Sant Jordi
Como urracas
Quizás pronto podremos volver a perdernos por los laberintos de papel y rosas, y volver con un libro abrazado
Natàlia Cerezo
Escritora y traductora
Natàlia Cerezo
En Sant Jordi del año pasado, descubrimos una urraca que vivía en la fábrica abandonada de delante. Estábamos mirando la calle desierta desde la ventana cuando vimos que el pájaro sacaba la cabecita por una de las ventanas rotas de la fábrica y que saltaba al plátano de al lado. Entonces empezó a mecerse en la rama con el pico abierto y los ojos cerrados, tomando el sol. Hacía buen tiempo.

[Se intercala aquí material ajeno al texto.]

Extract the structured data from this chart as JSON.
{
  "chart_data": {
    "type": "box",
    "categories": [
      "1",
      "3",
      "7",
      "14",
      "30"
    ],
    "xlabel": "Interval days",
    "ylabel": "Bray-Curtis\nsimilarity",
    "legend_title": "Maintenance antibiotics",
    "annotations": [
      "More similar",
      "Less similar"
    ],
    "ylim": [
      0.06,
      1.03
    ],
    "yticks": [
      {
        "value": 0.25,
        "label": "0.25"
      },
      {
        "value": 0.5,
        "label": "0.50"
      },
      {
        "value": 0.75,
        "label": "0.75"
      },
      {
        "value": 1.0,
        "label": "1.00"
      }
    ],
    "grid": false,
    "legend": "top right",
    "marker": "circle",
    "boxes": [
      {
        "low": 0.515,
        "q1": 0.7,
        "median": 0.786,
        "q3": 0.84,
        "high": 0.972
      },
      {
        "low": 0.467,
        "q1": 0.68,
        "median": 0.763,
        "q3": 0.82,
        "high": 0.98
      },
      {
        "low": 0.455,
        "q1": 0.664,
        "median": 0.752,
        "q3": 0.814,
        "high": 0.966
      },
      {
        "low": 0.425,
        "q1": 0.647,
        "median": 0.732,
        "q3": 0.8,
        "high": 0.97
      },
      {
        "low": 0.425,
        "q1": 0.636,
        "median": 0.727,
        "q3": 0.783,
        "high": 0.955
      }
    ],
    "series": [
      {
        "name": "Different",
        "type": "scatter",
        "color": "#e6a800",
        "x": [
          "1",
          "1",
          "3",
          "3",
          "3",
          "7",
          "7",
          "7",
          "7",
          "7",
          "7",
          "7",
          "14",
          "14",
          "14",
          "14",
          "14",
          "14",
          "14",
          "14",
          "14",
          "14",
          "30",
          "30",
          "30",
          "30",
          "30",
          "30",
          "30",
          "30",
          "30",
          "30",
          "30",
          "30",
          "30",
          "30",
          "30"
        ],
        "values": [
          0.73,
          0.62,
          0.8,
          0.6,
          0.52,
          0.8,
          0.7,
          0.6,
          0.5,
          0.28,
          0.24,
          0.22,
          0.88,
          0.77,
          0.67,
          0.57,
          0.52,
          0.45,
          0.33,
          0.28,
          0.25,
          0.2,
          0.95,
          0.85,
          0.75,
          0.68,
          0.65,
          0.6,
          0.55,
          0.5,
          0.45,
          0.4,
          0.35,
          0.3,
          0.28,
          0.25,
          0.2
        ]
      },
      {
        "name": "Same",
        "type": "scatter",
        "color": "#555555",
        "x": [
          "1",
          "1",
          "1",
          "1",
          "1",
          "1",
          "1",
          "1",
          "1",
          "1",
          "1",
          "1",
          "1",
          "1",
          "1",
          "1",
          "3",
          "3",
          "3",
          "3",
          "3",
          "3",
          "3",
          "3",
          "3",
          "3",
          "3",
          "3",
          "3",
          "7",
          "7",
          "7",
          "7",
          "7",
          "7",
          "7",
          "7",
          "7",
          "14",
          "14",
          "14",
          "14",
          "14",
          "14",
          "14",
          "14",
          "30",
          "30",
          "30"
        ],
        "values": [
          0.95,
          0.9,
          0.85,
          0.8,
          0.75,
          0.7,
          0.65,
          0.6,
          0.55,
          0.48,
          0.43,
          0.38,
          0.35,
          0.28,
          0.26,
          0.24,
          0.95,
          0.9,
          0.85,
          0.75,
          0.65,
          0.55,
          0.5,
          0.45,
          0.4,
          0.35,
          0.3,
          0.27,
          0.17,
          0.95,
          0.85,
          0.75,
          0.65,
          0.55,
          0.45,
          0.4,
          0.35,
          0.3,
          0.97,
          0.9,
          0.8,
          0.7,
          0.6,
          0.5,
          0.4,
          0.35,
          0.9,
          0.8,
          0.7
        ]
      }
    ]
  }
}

Solo recuerdo un Sant Jordi que lloviera, un año que fuimos a Girona. Nos hicimos una foto en un puente y, entre las casas medio colgadas en el Onyar, vimos que se acercaba una nube espesa que se disolvía como un borrón de tinta. Poco rato después corríamos hacia el coche riendo y abrazando los libros dentro de la chaqueta para que no se mojaran.
La urraca observaba algo que brillaba en el suelo. Bajó del plátano rama a rama, poco a poco, pero sin perder de vista el punto brillante de la acera, hasta que se abalanzó sobre el objeto con un golpe rápido de pico y emprendió el vuelo y se volvió a meter la fábrica.
El resto de Sant Jordis los recuerdo como días luminosos. Cuando era pequeña, en Castellar no se hacía nada especial: había adolescentes vendiendo rosas medio marchitas en cada esquina para pagarse el viaje de fin de curso y una mesa con libros delante de la librería del pueblo y el estanco, donde mi yaya me regaló, en 1993, 'Cinc mil refranys catalans' (aún lo uso). Después, cuando viví en Barcelona, paseaba entre las riadas de gente. Las librerías, una tras otra, no se acababan nunca, como un laberinto en un país fantástico, y con maravillas como una parada dedicada solo a literatura brasileña o aquel año que en la Gigamesh regalaron 'El jardín crepuscular', de John Clute.
El año pasado miramos la urraca desde la ventana, y este podremos hacerlo desde la calle. Quizás pronto podremos volver a perdernos por los laberintos de papel y rosas, y volver con un libro abrazado, reluciente como un botón, una moneda o un collar, un tesoro más para el nido que tenemos en casa.